Alla fine della guerra Daniel aveva pensato di tornare in Inghilterra, dimettersi dall'esercito e gustare le delizie di Londra. E magari guardarsi intorno in cerca di una moglie, poiché era tempo che pensasse a produrre il prossimo erede della dinastia Durham. Ma nessuno sapeva in quali condizioni si sarebbe trovato dopo aver sistemato tutte le sue sorelle, perché suo padre gli aveva assegnato la responsabilità di accasarle. Non soltanto doveva provvedere alla loro presentazione a corte, ma anche al matrimonio.
Al pensiero delle possibili complicazioni, osservò meglio le ragazze. Si ricordava soltanto delle maggiori, Ruth e Rebecca. Eseguí un rapido calcolo mentale. Erano nate quando lui aveva sei anni, quindi ora dovevano averne venti... e di solito, a quell'età, le signorine avevano già debuttato da un pezzo.

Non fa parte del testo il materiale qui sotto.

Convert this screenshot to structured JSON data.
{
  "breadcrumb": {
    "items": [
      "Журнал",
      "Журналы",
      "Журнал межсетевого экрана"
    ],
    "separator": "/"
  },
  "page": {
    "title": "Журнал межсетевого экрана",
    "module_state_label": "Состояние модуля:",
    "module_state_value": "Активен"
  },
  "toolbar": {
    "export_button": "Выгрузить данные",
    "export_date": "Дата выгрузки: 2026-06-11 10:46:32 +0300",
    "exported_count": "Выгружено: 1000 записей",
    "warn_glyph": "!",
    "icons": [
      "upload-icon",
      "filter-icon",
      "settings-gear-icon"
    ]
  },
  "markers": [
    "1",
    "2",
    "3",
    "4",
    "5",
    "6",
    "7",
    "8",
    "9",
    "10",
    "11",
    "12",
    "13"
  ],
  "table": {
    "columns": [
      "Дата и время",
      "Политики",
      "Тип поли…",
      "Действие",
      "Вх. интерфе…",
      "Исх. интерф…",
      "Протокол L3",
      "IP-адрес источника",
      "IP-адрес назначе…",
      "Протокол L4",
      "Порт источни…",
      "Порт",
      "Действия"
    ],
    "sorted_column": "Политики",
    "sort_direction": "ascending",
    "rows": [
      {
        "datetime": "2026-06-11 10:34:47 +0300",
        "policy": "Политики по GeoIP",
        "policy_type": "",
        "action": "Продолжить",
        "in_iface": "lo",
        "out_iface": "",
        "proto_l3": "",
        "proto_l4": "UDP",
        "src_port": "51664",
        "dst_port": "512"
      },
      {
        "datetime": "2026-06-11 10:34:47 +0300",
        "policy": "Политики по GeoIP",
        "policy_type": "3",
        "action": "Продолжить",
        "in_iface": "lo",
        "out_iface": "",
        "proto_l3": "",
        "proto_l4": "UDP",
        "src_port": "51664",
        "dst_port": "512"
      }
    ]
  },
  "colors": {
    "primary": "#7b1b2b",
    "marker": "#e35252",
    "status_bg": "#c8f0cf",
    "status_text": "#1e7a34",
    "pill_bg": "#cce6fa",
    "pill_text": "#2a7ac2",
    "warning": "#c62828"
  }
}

Si acciglió un poco mentre consultava la lista. Confrontando le date di nascita, fece una scoperta interessante: sembrava che suo padre avesse generato quattro coppie di gemelle. All'idea di poterle presentare due alla volta, Daniel fu pervaso da un senso di euforia e per poco non si mise a gridare per la felicità.

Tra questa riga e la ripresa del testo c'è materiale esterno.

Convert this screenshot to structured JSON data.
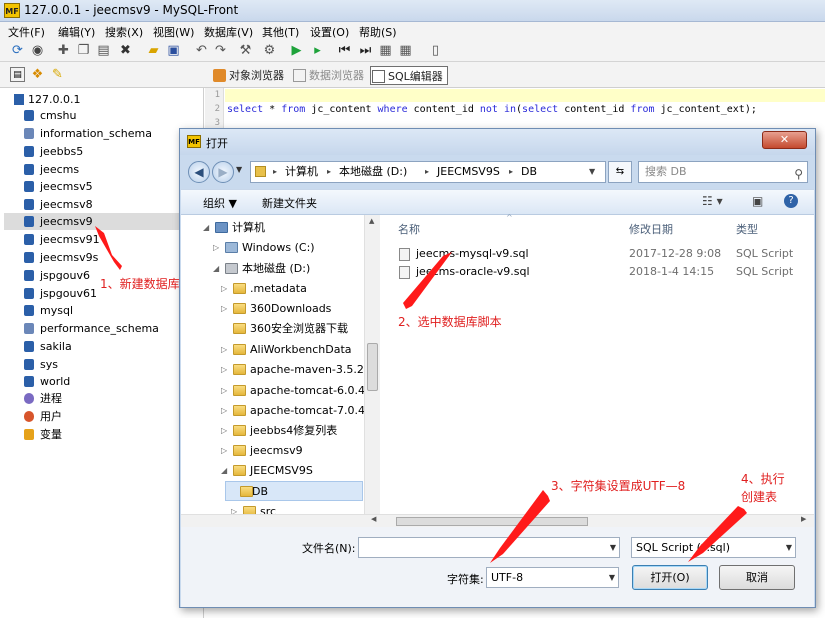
{
  "window": {
    "title": "127.0.0.1 - jeecmsv9 - MySQL-Front",
    "logo_text": "MF"
  },
  "menu": [
    "文件(F)",
    "编辑(Y)",
    "搜索(X)",
    "视图(W)",
    "数据库(V)",
    "其他(T)",
    "设置(O)",
    "帮助(S)"
  ],
  "toolbar_icons": [
    "refresh-icon",
    "stop-icon",
    "add-icon",
    "copy-icon",
    "paste-icon",
    "delete-icon",
    "folder-icon",
    "save-icon",
    "undo-icon",
    "redo-icon",
    "wrench-icon",
    "tool-icon",
    "run-icon",
    "run-step-icon",
    "first-icon",
    "last-icon",
    "grid-icon",
    "grid-icon",
    "doc-icon"
  ],
  "tabs": {
    "object_browser": "对象浏览器",
    "data_browser": "数据浏览器",
    "sql_editor": "SQL编辑器"
  },
  "tree": {
    "server": "127.0.0.1",
    "databases": [
      "cmshu",
      "information_schema",
      "jeebbs5",
      "jeecms",
      "jeecmsv5",
      "jeecmsv8",
      "jeecmsv9",
      "jeecmsv91",
      "jeecmsv9s",
      "jspgouv6",
      "jspgouv61",
      "mysql",
      "performance_schema",
      "sakila",
      "sys",
      "world"
    ],
    "selected": "jeecmsv9",
    "extras": [
      "进程",
      "用户",
      "变量"
    ]
  },
  "editor": {
    "line_numbers": [
      "1",
      "2",
      "3"
    ],
    "code": {
      "kw_select": "select",
      "star": " * ",
      "kw_from": "from",
      "t1": " jc_content ",
      "kw_where": "where",
      "col": " content_id ",
      "kw_notin": "not in",
      "p_open": "(",
      "kw_select2": "select",
      "col2": " content_id ",
      "kw_from2": "from",
      "t2": " jc_content_ext);"
    }
  },
  "dialog": {
    "title": "打开",
    "close_glyph": "✕",
    "breadcrumb": [
      "计算机",
      "本地磁盘 (D:)",
      "JEECMSV9S",
      "DB"
    ],
    "search_placeholder": "搜索 DB",
    "organize": "组织 ▼",
    "new_folder": "新建文件夹",
    "nav_items": [
      {
        "label": "计算机"
      },
      {
        "label": "Windows (C:)"
      },
      {
        "label": "本地磁盘 (D:)"
      },
      {
        "label": ".metadata"
      },
      {
        "label": "360Downloads"
      },
      {
        "label": "360安全浏览器下载"
      },
      {
        "label": "AliWorkbenchData"
      },
      {
        "label": "apache-maven-3.5.2"
      },
      {
        "label": "apache-tomcat-6.0.41"
      },
      {
        "label": "apache-tomcat-7.0.47"
      },
      {
        "label": "jeebbs4修复列表"
      },
      {
        "label": "jeecmsv9"
      },
      {
        "label": "JEECMSV9S"
      },
      {
        "label": "DB"
      },
      {
        "label": "src"
      }
    ],
    "columns": {
      "name": "名称",
      "modified": "修改日期",
      "type": "类型"
    },
    "files": [
      {
        "name": "jeecms-mysql-v9.sql",
        "date": "2017-12-28 9:08",
        "type": "SQL Script"
      },
      {
        "name": "jeecms-oracle-v9.sql",
        "date": "2018-1-4 14:15",
        "type": "SQL Script"
      }
    ],
    "filename_label": "文件名(N):",
    "filename_value": "",
    "filetype_value": "SQL Script (*.sql)",
    "charset_label": "字符集:",
    "charset_value": "UTF-8",
    "open_button": "打开(O)",
    "cancel_button": "取消"
  },
  "annotations": {
    "step1": "1、新建数据库",
    "step2": "2、选中数据库脚本",
    "step3": "3、字符集设置成UTF—8",
    "step4_line1": "4、执行",
    "step4_line2": "创建表"
  }
}
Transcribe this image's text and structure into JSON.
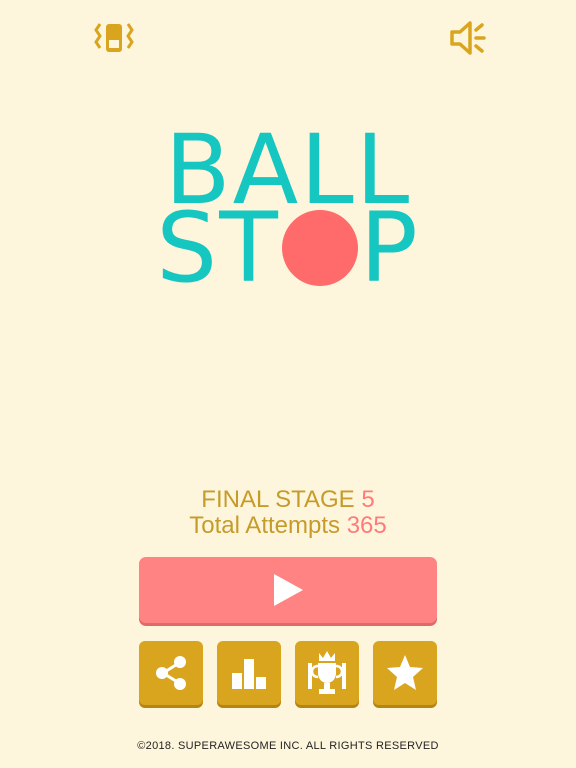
{
  "header": {
    "vibration_icon": "vibration-icon",
    "sound_icon": "sound-on-icon"
  },
  "logo": {
    "line1": "BALL",
    "line2_left": "ST",
    "line2_right": "P"
  },
  "stats": {
    "stage_label": "FINAL STAGE",
    "stage_value": "5",
    "attempts_label": "Total Attempts",
    "attempts_value": "365"
  },
  "buttons": {
    "play_icon": "play-icon",
    "share_icon": "share-icon",
    "leaderboard_icon": "leaderboard-icon",
    "achievements_icon": "trophy-icon",
    "rate_icon": "star-icon"
  },
  "footer": {
    "copyright": "©2018. SUPERAWESOME INC. ALL RIGHTS RESERVED"
  },
  "colors": {
    "background": "#fef6dc",
    "logo": "#16c6c0",
    "ball": "#ff6a6a",
    "gold": "#d9a51e",
    "play": "#ff8383"
  }
}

Quattro coppie di gemelle, quattro debutti, quattro anni per trovar loro marito. Così avrebbe sbrigato la sua incombenza in quattro anni, non in otto. Passò con sollievo alle due successive della lista: Georgette e Winifred, entrambe diciannovenni. Poi Antoinette e Babette, di diciotto. Le ultime due erano Margaret e Mary, diciassettenni.

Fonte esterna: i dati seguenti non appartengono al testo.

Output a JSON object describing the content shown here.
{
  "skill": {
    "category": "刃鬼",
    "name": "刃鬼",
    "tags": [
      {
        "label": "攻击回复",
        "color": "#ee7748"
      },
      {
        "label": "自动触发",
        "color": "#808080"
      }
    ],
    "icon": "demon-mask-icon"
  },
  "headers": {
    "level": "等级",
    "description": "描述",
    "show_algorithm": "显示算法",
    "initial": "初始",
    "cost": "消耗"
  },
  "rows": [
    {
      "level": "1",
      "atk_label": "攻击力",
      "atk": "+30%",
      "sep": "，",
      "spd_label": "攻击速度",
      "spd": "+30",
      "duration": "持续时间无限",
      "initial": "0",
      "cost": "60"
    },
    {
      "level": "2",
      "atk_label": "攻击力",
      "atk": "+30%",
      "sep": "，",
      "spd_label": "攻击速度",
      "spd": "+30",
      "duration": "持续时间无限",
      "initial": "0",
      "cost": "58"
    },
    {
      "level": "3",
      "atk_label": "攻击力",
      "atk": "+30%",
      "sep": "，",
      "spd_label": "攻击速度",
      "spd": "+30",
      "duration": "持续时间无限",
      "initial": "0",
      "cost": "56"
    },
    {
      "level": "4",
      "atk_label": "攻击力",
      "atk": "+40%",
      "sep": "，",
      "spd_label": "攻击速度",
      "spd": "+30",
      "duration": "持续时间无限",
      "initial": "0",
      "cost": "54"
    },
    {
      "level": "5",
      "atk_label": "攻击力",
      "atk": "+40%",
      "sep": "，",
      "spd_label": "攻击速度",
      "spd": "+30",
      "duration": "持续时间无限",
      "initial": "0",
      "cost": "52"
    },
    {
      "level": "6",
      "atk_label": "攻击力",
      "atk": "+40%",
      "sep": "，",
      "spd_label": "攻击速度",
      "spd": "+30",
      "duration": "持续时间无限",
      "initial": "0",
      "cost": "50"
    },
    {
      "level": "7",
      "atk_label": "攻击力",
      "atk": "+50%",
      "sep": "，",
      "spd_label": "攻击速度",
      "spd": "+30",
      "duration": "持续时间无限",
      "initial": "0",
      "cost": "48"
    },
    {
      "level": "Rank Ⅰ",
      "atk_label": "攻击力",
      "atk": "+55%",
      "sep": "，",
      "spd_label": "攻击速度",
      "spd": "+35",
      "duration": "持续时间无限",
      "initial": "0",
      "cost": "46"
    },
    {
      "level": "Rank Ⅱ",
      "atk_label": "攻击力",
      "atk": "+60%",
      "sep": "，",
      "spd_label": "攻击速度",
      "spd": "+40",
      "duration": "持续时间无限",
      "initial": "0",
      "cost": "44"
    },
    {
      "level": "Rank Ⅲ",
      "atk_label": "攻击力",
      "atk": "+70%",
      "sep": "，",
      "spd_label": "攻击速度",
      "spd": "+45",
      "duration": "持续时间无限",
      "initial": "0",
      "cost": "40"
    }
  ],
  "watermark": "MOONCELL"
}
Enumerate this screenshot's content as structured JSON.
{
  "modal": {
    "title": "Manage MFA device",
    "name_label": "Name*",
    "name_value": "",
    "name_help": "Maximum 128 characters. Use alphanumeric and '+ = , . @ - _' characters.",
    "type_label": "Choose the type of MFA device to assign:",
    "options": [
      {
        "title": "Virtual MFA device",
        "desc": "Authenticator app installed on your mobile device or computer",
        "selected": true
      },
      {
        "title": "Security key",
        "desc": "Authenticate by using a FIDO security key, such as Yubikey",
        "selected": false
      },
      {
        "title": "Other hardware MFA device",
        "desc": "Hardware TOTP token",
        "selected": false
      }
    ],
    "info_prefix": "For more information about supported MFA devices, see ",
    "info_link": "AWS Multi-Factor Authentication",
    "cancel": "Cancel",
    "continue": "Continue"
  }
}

Rassicutato dalla prospettiva di ridurre la campagna a metà, alzò lo sguardo e cercò di riconoscere le coppie dal colore dei capelli, ma dovette arrendersi quasi subito: c'erano capelli neri, rossi, biondi, e una ragazza castana che sembrava reprimere una risata ogni volta che lui parlava. Di chi era gemella? Daniel strinse i denti.
- Non siete in ordine, - latró.- Come posso identificarvi, se non vi conformate alla lista del signor Pettigrew?
Il settimo lord Chantry stava scoprendo che non era facile perdere in pochi minuti le abitudini prese nel corso di una vita. Dapprima come convittore in un severissimo collegio, poi all'università e finalmente come ufficiale, era sempre vissuto all'insegna dell'ordine e della disciplina. Ignorando i messaggi cje il signor Pettigrew cercava disperatamente di mandargli con frenetici movimenti di sopracciglia, scattò sull'attenti, batté sonoramente i tacchi e tuonó:
- Disponetevi in ordine di età. Presto!
Le ragazze si alzarono in perfetta sintonia e si scambiarono di posto con precisione militaresca. Daniel le guardò con stupore non senza una cerya ammirazione. Quando furono tutte ai loro posti con le mani in grembo e la testa china come poco prima, Daniel si sentí più incline a considerare le sue sorelle con benevolenza. Per quanto eccessivamente timide, sembravano docili e obbedienti. Un generoso sorriso gli illuminò il volto, che parve assai bello a chiunque si arrischiasse a sbirciarlo.
- Ah, così va bene, - approvò marciando lungo la fila come un sergente che passasse in rassegna la truppa. Ruth e Rebecca, con i loro capelli biondi, ora si trovavano ai primi due posti.
- Lady Georgette? - chiese alla bruna bellezza seduta sulla terza sedia.
Lei annuì guardandolo da sotto le lunghe ciglia.
- E lady Winifred, - continuò, rivilgendosi ai riccioli castani.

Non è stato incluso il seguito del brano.